Wahid Dastjerdi, president of the Iranian Red Crescent Society, told a news conference today that approximately 40,000 people were confirmed killed in the quake. "These are not estimates, these are registered cases," Dastjerdi said.

The Red Crescent's numbers are lower than estimates put out by other arms of the government, which in recent days have tended to report the number dead at around 50,000. Other unofficial estimates, unsupported by evidence, have ranged as high as 70,000.

Dastjerdi did not elaborate about what he meant by 40,000 "registered cases," and it is not clear whether or how the government recorded the number of casualties, since many of the dead apparently were buried by family members without checking with authorities and many bodies remain under the rubble of collapsed villages.

Several visits to the worst-hit areas left no doubt that many thousands of people died in the quake. Two sizable towns, Rudbar and Manjil, were virtually obliterated. Reporters saw a number of villages near the towns that also were leveled.

But outside an approximately 20-mile radius of Rudbar and Manjil, considerably less destruction was visible. The relatively light damage in larger cities such as Rasht and Qazvin contrasted with early reports put out by Iranian officials that suggested large numbers of people had died there.

An early government report broadcast on Tehran radio suggested that Qazvin, a light industrial city of 300,000 about 75 miles northwest of Tehran, had suffered heavy losses. But the city emerged virtually unscathed, with hardly a broken pane of glass or crumbled wall seen.

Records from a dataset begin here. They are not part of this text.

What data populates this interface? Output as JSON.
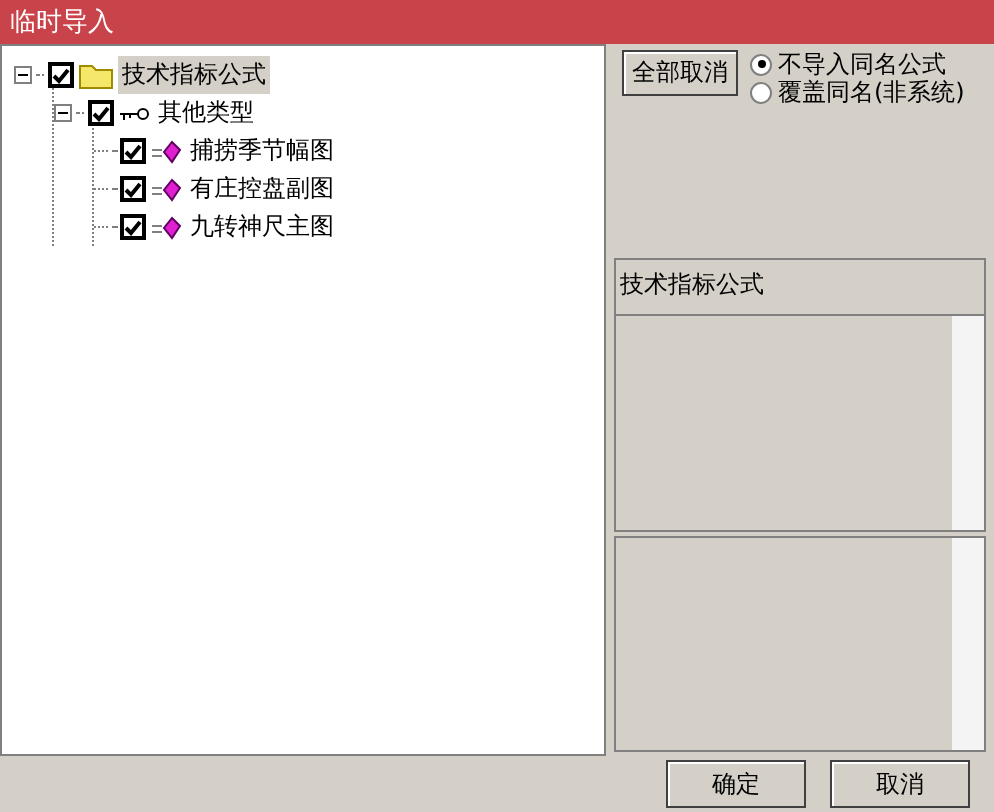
{
  "window": {
    "title": "临时导入"
  },
  "tree": [
    {
      "label": "技术指标公式",
      "kind": "folder",
      "checked": true,
      "expanded": true,
      "selected": true,
      "children": [
        {
          "label": "其他类型",
          "kind": "key",
          "checked": true,
          "expanded": true,
          "selected": false,
          "children": [
            {
              "label": "捕捞季节幅图",
              "kind": "formula",
              "checked": true,
              "selected": false
            },
            {
              "label": "有庄控盘副图",
              "kind": "formula",
              "checked": true,
              "selected": false
            },
            {
              "label": "九转神尺主图",
              "kind": "formula",
              "checked": true,
              "selected": false
            }
          ]
        }
      ]
    }
  ],
  "toolbar": {
    "button": "全部取消"
  },
  "options": [
    {
      "label": "不导入同名公式",
      "selected": true
    },
    {
      "label": "覆盖同名(非系统)",
      "selected": false
    }
  ],
  "detail": {
    "title": "技术指标公式"
  },
  "buttons": [
    "确定",
    "取消"
  ]
}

An accurate estimate of the number of casualties would require knowing the exact populations of devasted Manjil and Rudbar, where it seems likely that a majority of the victims died. But according to diplomats here, the government has not conducted an accurate census since before the Islamic revolution of 1979.

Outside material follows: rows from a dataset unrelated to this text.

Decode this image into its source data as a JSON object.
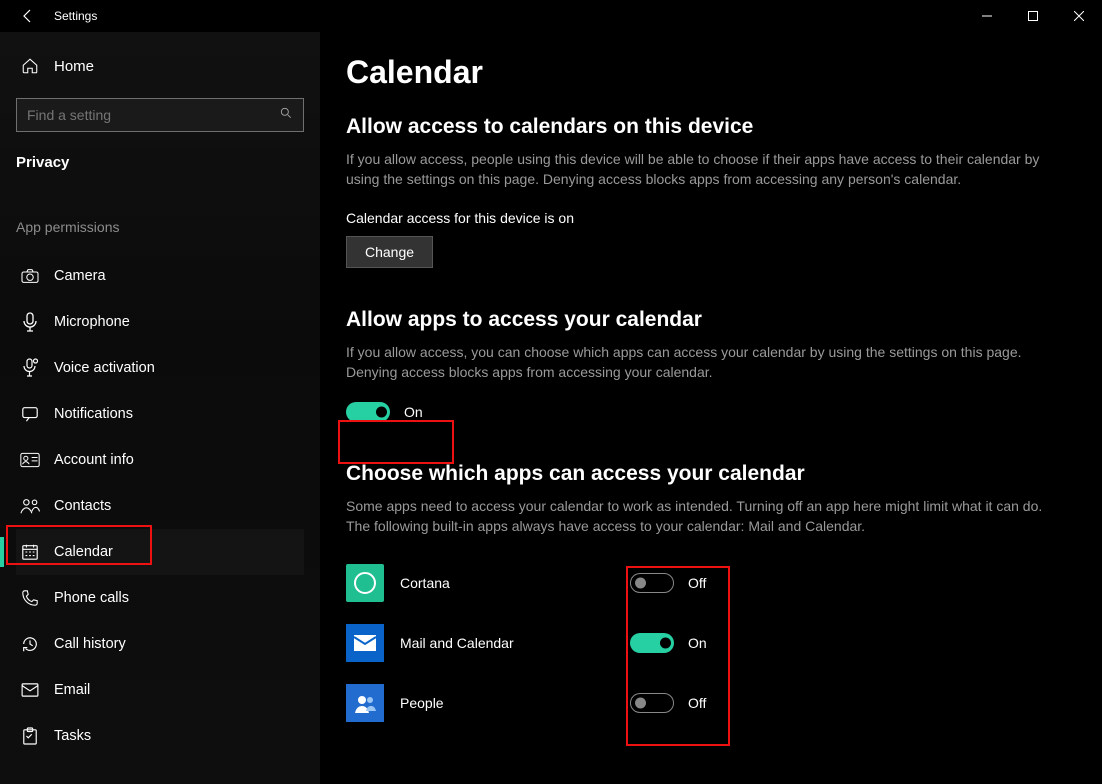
{
  "window": {
    "title": "Settings"
  },
  "nav": {
    "home": "Home",
    "search_placeholder": "Find a setting",
    "section": "Privacy",
    "group": "App permissions",
    "items": [
      {
        "id": "camera",
        "label": "Camera"
      },
      {
        "id": "microphone",
        "label": "Microphone"
      },
      {
        "id": "voice-activation",
        "label": "Voice activation"
      },
      {
        "id": "notifications",
        "label": "Notifications"
      },
      {
        "id": "account-info",
        "label": "Account info"
      },
      {
        "id": "contacts",
        "label": "Contacts"
      },
      {
        "id": "calendar",
        "label": "Calendar",
        "active": true
      },
      {
        "id": "phone-calls",
        "label": "Phone calls"
      },
      {
        "id": "call-history",
        "label": "Call history"
      },
      {
        "id": "email",
        "label": "Email"
      },
      {
        "id": "tasks",
        "label": "Tasks"
      }
    ]
  },
  "page": {
    "title": "Calendar",
    "device_access": {
      "heading": "Allow access to calendars on this device",
      "desc": "If you allow access, people using this device will be able to choose if their apps have access to their calendar by using the settings on this page. Denying access blocks apps from accessing any person's calendar.",
      "status": "Calendar access for this device is on",
      "button": "Change"
    },
    "app_access": {
      "heading": "Allow apps to access your calendar",
      "desc": "If you allow access, you can choose which apps can access your calendar by using the settings on this page. Denying access blocks apps from accessing your calendar.",
      "toggle_state": "on",
      "toggle_label": "On"
    },
    "choose_apps": {
      "heading": "Choose which apps can access your calendar",
      "desc": "Some apps need to access your calendar to work as intended. Turning off an app here might limit what it can do. The following built-in apps always have access to your calendar: Mail and Calendar.",
      "apps": [
        {
          "id": "cortana",
          "name": "Cortana",
          "state": "off",
          "label": "Off"
        },
        {
          "id": "mailcal",
          "name": "Mail and Calendar",
          "state": "on",
          "label": "On"
        },
        {
          "id": "people",
          "name": "People",
          "state": "off",
          "label": "Off"
        }
      ]
    }
  }
}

Survivors and rescue workers have said at least half of the people living in Manjil and Rudbar last Thursday morning died when the earthquake struck, an estimate that appears conservative given the total destruction of the area and the relative dearth of survivors and refugees. What is less certain is the combined population of the towns before the earthquake struck.

Surviving residents and Iranian officials have said the combined population before the quake was 30,000 to 50,000, estimates that seem reasonable given the number of collapsed houses visible, but which even some Iranian officials acknowledge are only guesses.

From aerial tours and road trips of the barren region, it appears unlikely that more than another 20,000 people lived in villages or towns within 20 miles of Manjil and Rudbar. But no accurate population figures are available.

Visual evidence and the accounts of survivors and relief workers do not appear to call into serious doubt the Iranian Red Crescent Society's claim of 40,000 dead. But there appears to be less evidence to support the higher Iranian government and unofficial estimates. And there are few signs that a verifiable count of the dead will or can be made anytime soon.